Zu den technischen Wahlorganisationsideen folgendes: ...
Für D:
1. Briefwahlsperrvermerk auf den Wählerlisten gibt es selbstverständlich
2. Wahlbrieftransport zum Stimmbezirk (also die Wahllokale mit Urnen, wo dann auch (öffentlich) ausgezählt wird) erfordert:
a) vorzeitiges Briefwahlende der Briefwahlbezirke, sodass auch die in letzter Stunde eingehenden Umschläge noch fehlersicher sortiert und physisch zu allen Wahllokalen per Boten transportiert werden können, damit die dort dazu gezählt werden können
Probleme hierbei z.B.: Was passiert mit Briefwahlunterlagen, die zwar innerhalb des Wahlkreises, aber nicht bei der Zentralstelle, sondern bei irgendeinem an sich "unzuständigen" Stimmbezirk (innerhalb des Wahlkreises!) 10 Minuten vor "Toreschluss" physisch abgegeben werden (kommt ab und zu vor)

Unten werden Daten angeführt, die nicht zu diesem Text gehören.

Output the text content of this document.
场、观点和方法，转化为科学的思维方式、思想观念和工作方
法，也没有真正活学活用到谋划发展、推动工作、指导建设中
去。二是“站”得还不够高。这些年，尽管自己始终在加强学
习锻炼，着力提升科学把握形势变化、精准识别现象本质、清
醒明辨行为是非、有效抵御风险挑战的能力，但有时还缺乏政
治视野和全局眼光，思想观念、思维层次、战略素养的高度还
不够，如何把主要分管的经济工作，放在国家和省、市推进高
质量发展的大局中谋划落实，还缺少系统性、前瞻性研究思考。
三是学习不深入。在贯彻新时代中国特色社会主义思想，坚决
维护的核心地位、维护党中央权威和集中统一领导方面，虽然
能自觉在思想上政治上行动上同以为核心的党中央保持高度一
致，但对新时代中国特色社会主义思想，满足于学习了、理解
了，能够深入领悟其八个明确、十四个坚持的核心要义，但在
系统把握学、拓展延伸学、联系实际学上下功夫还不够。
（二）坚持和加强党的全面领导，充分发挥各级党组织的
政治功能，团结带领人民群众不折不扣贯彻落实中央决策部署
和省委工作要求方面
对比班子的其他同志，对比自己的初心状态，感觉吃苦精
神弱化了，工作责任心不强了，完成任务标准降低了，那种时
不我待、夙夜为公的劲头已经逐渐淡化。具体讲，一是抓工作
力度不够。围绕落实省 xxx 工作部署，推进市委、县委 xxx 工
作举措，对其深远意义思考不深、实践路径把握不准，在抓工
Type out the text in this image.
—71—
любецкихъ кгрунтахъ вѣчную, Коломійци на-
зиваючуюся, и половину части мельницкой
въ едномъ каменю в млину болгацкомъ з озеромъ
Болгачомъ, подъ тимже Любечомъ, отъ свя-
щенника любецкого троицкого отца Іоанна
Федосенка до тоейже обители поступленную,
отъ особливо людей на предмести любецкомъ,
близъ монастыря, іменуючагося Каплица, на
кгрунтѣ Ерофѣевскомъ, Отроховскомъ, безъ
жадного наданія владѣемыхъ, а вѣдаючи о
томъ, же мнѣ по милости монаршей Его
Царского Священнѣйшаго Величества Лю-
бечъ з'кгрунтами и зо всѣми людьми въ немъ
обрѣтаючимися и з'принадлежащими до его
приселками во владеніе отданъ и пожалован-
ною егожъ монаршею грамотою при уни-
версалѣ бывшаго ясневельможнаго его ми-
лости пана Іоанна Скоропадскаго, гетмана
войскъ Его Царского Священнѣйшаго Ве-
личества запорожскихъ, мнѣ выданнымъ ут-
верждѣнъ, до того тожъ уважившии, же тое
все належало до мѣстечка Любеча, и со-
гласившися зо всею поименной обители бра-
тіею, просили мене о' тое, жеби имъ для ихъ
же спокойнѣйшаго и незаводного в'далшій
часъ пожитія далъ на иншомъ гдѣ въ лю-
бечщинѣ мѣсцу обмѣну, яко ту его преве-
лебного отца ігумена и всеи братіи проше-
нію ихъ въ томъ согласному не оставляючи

b) diverse, erhebliche Sicherungsmaßnahmen, damit auf dem Botentransport nichts passiert/oder gar ausgetauscht werden kann (Versiegelungen, Quittung und Gegenquittung (Abgabestelle, Botendienst, Annahmestelle), ständiger Mehraugen-/Mehrpersonenbetrieb mit oder ohne konkurrierender "Parteileute" bei diesen Botenfahrten?)
Einfach beim Wahlamt als freiwillige Wahlhelfer für die nächste Wahl melden (dafür gibt es sogar etwas Geld) und ihr seht und wisst, wie alles genau läuft.